With access to Netlify’s CMS gone, I had to put some more effort into my homebrew posting workflow. I made some quality-of-life improvements. The “Share” pages I’ve created are simple forms that have fields for things like title, slug, and body. The final field is for a personal GitHub token that allows me to wrap up the form inputs and put them in a PUT request to the GitHub API, adding them as files in the /content directory of the Hugo site (to be scooped up, built, and deployed within five minutes by the cron job).

Previously the token was pasted in by my password manager. Now, it is placed in localStorage the first time it is successfully used, and prefills on that device ever after. That saves a lot of time.

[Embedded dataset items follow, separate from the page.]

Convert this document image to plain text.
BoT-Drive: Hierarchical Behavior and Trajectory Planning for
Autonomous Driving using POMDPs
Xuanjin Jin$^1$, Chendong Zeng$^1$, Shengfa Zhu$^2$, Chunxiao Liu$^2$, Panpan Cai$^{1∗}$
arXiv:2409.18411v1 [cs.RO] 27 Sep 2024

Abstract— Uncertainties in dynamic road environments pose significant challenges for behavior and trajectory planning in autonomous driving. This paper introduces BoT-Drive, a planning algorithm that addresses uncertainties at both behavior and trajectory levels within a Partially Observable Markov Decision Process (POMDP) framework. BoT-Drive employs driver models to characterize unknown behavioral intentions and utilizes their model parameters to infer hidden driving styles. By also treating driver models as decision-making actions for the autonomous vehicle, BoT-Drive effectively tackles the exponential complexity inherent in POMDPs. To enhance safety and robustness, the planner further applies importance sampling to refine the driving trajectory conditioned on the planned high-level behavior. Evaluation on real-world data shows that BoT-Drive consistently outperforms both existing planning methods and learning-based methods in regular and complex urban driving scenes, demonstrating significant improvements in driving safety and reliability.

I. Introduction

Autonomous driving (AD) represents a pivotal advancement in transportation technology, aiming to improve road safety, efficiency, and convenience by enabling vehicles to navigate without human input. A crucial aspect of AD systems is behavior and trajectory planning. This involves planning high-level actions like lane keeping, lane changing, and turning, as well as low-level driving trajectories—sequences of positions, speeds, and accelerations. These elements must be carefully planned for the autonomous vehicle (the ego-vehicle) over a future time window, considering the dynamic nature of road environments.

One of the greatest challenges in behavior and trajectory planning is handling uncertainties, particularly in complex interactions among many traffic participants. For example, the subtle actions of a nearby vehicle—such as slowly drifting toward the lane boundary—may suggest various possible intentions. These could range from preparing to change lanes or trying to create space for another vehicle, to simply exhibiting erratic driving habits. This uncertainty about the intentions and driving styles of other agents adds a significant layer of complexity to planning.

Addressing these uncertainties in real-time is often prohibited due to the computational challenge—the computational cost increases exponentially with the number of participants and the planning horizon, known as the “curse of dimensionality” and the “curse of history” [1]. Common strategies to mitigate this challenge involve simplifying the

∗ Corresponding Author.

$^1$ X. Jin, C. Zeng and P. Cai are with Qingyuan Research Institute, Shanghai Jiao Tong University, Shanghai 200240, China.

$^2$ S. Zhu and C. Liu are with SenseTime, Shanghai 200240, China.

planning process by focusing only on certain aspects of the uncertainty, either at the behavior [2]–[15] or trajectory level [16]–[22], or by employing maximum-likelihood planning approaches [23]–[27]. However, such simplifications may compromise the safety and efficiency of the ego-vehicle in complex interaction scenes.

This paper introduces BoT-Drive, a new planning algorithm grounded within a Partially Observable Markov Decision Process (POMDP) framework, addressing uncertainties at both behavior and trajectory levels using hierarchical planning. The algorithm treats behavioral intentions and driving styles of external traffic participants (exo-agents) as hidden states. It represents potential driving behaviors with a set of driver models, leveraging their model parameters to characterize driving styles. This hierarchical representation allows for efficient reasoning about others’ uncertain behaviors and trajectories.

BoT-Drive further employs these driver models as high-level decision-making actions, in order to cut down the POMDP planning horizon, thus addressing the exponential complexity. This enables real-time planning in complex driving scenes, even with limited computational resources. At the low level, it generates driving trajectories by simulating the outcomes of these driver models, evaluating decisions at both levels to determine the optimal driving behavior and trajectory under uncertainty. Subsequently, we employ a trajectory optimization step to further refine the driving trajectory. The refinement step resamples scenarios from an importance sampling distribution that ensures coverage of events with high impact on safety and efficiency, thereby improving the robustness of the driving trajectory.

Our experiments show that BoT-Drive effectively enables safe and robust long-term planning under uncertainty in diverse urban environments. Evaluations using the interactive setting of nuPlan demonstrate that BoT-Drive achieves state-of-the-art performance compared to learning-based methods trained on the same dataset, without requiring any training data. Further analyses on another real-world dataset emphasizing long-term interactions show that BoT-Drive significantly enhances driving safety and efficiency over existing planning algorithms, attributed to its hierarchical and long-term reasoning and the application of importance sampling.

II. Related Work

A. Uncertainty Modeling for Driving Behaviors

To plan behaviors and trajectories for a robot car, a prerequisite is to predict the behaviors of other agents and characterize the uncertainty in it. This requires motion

I’ve also added some more string sanitisation methods to the inputs; a stray emoji or non-ASCII character often threw a spanner in the works in a way I didn’t want to debug as I quickly posted from my phone.

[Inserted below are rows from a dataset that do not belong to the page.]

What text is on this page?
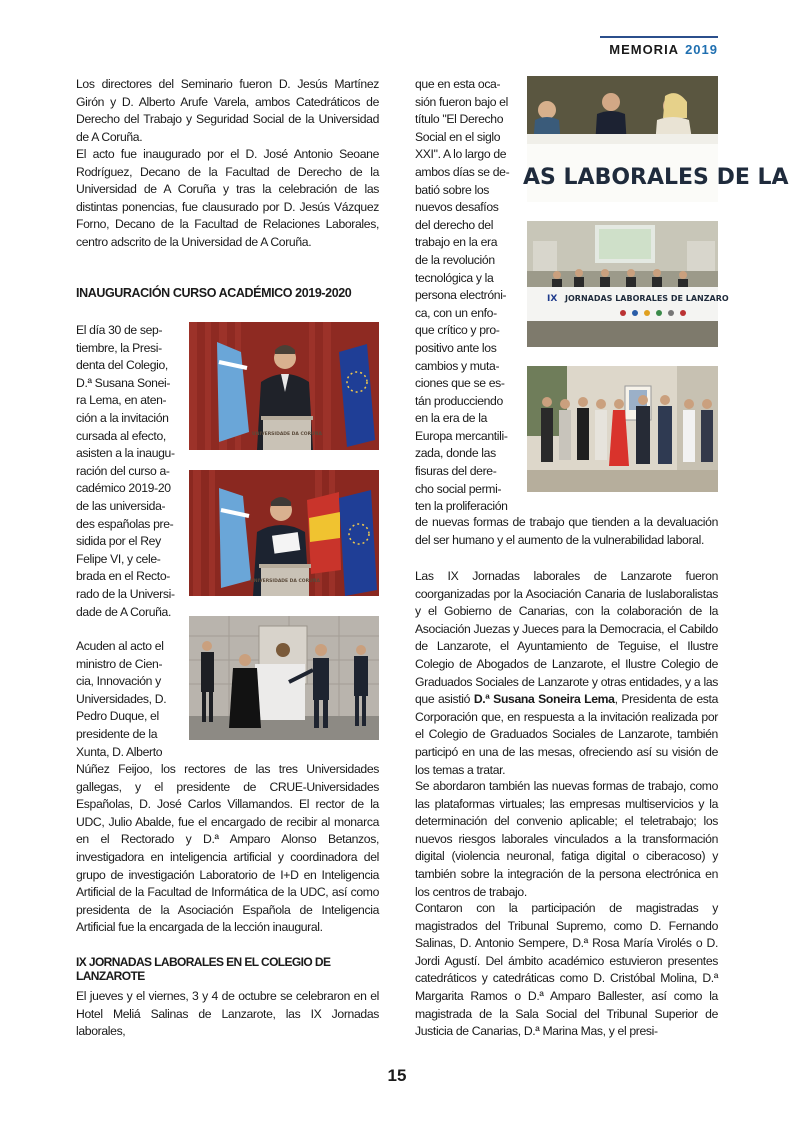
MEMORIA 2019
Los directores del Seminario fueron D. Jesús Martínez Girón y D. Alberto Arufe Varela, ambos Catedráticos de Derecho del Trabajo y Seguridad Social de la Universidad de A Coruña.
El acto fue inaugurado por el D. José Antonio Seoane Rodríguez, Decano de la Facultad de Derecho de la Universidad de A Coruña y tras la celebración de las distintas ponencias, fue clausurado por D. Jesús Vázquez Forno, Decano de la Facultad de Relaciones Laborales, centro adscrito de la Universidad de A Coruña.
INAUGURACIÓN CURSO ACADÉMICO 2019-2020
El día 30 de sep-
tiembre, la Presi-
denta del Colegio,
D.ª Susana Sonei-
ra Lema, en aten-
ción a la invitación
cursada al efecto,
asisten a la inaugu-
ración del curso a-
cadémico 2019-20
de las universida-
des españolas pre-
sidida por el Rey
Felipe VI, y cele-
brada en el Recto-
rado de la Universi-
dade de A Coruña.
Acuden al acto el
ministro de Cien-
cia, Innovación y
Universidades, D.
Pedro Duque, el
presidente de la
Xunta, D. Alberto
Núñez Feijoo, los rectores de las tres Universidades gallegas, y el presidente de CRUE-Universidades Españolas, D. José Carlos Villamandos. El rector de la UDC, Julio Abalde, fue el encargado de recibir al monarca en el Rectorado y D.ª Amparo Alonso Betanzos, investigadora en inteligencia artificial y coordinadora del grupo de investigación Laboratorio de I+D en Inteligencia Artificial de la Facultad de Informática de la UDC, así como presidenta de la Asociación Española de Inteligencia Artificial fue la encargada de la lección inaugural.
UNIVERSIDADE DA CORUÑA
UNIVERSIDADE DA CORUÑA
IX JORNADAS LABORALES EN EL COLEGIO DE LANZAROTE
El jueves y el viernes, 3 y 4 de octubre se celebraron en el Hotel Meliá Salinas de Lanzarote, las IX Jornadas laborales,
que en esta oca-
sión fueron bajo el
título "El Derecho
Social en el siglo
XXI". A lo largo de
ambos días se de-
batió sobre los
nuevos desafíos
del derecho del
trabajo en la era
de la revolución
tecnológica y la
persona electróni-
ca, con un enfo-
que crítico y pro-
positivo ante los
cambios y muta-
ciones que se es-
tán producciendo
en la era de la
Europa mercantili-
zada, donde las
fisuras del dere-
cho social permi-
ten la proliferación
AS LABORALES DE LA
IX JORNADAS LABORALES DE LANZARO
de nuevas formas de trabajo que tienden a la devaluación del ser humano y el aumento de la vulnerabilidad laboral.
Las IX Jornadas laborales de Lanzarote fueron coorganizadas por la Asociación Canaria de Iuslaboralistas y el Gobierno de Canarias, con la colaboración de la Asociación Juezas y Jueces para la Democracia, el Cabildo de Lanzarote, el Ayuntamiento de Teguise, el Ilustre Colegio de Abogados de Lanzarote, el Ilustre Colegio de Graduados Sociales de Lanzarote y otras entidades, y a las que asistió D.ª Susana Soneira Lema, Presidenta de esta Corporación que, en respuesta a la invitación realizada por el Colegio de Graduados Sociales de Lanzarote, también participó en una de las mesas, ofreciendo así su visión de los temas a tratar.
Se abordaron también las nuevas formas de trabajo, como las plataformas virtuales; las empresas multiservicios y la determinación del convenio aplicable; el teletrabajo; los nuevos riesgos laborales vinculados a la transformación digital (violencia neuronal, fatiga digital o ciberacoso) y también sobre la integración de la persona electrónica en los centros de trabajo.
Contaron con la participación de magistradas y magistrados del Tribunal Supremo, como D. Fernando Salinas, D. Antonio Sempere, D.ª Rosa María Virolés o D. Jordi Agustí. Del ámbito académico estuvieron presentes catedráticos y catedráticas como D. Cristóbal Molina, D.ª Margarita Ramos o D.ª Amparo Ballester, así como la magistrada de la Sala Social del Tribunal Superior de Justicia de Canarias, D.ª Marina Mas, y el presi-
15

Now I can post notes very easily, and I still have a browser extension for posting web highlights (excerpts from good articles) that I stole from Max Böck. For everything else, there’s still Markdown and GitHub.

Speed

The site still gets a 99 on Lighthouse’s speed audit, and the VPS doesn’t seem to be under almost any load from serving the website (it’s all from my behind-the-scenes silliness), so we’ll just have to see how we go.

Conclusion

In the end, this is all idle tinkering borne of idle hands in lockdown. Ethan Marcotte said “let a website be a worry stone” and that’s exactly what I’m doing. If you’re interested in learning more, email me at hello@jackreid.xyz, or just check out the repo.

Next up, getting those photos back online in a form I can be happy with.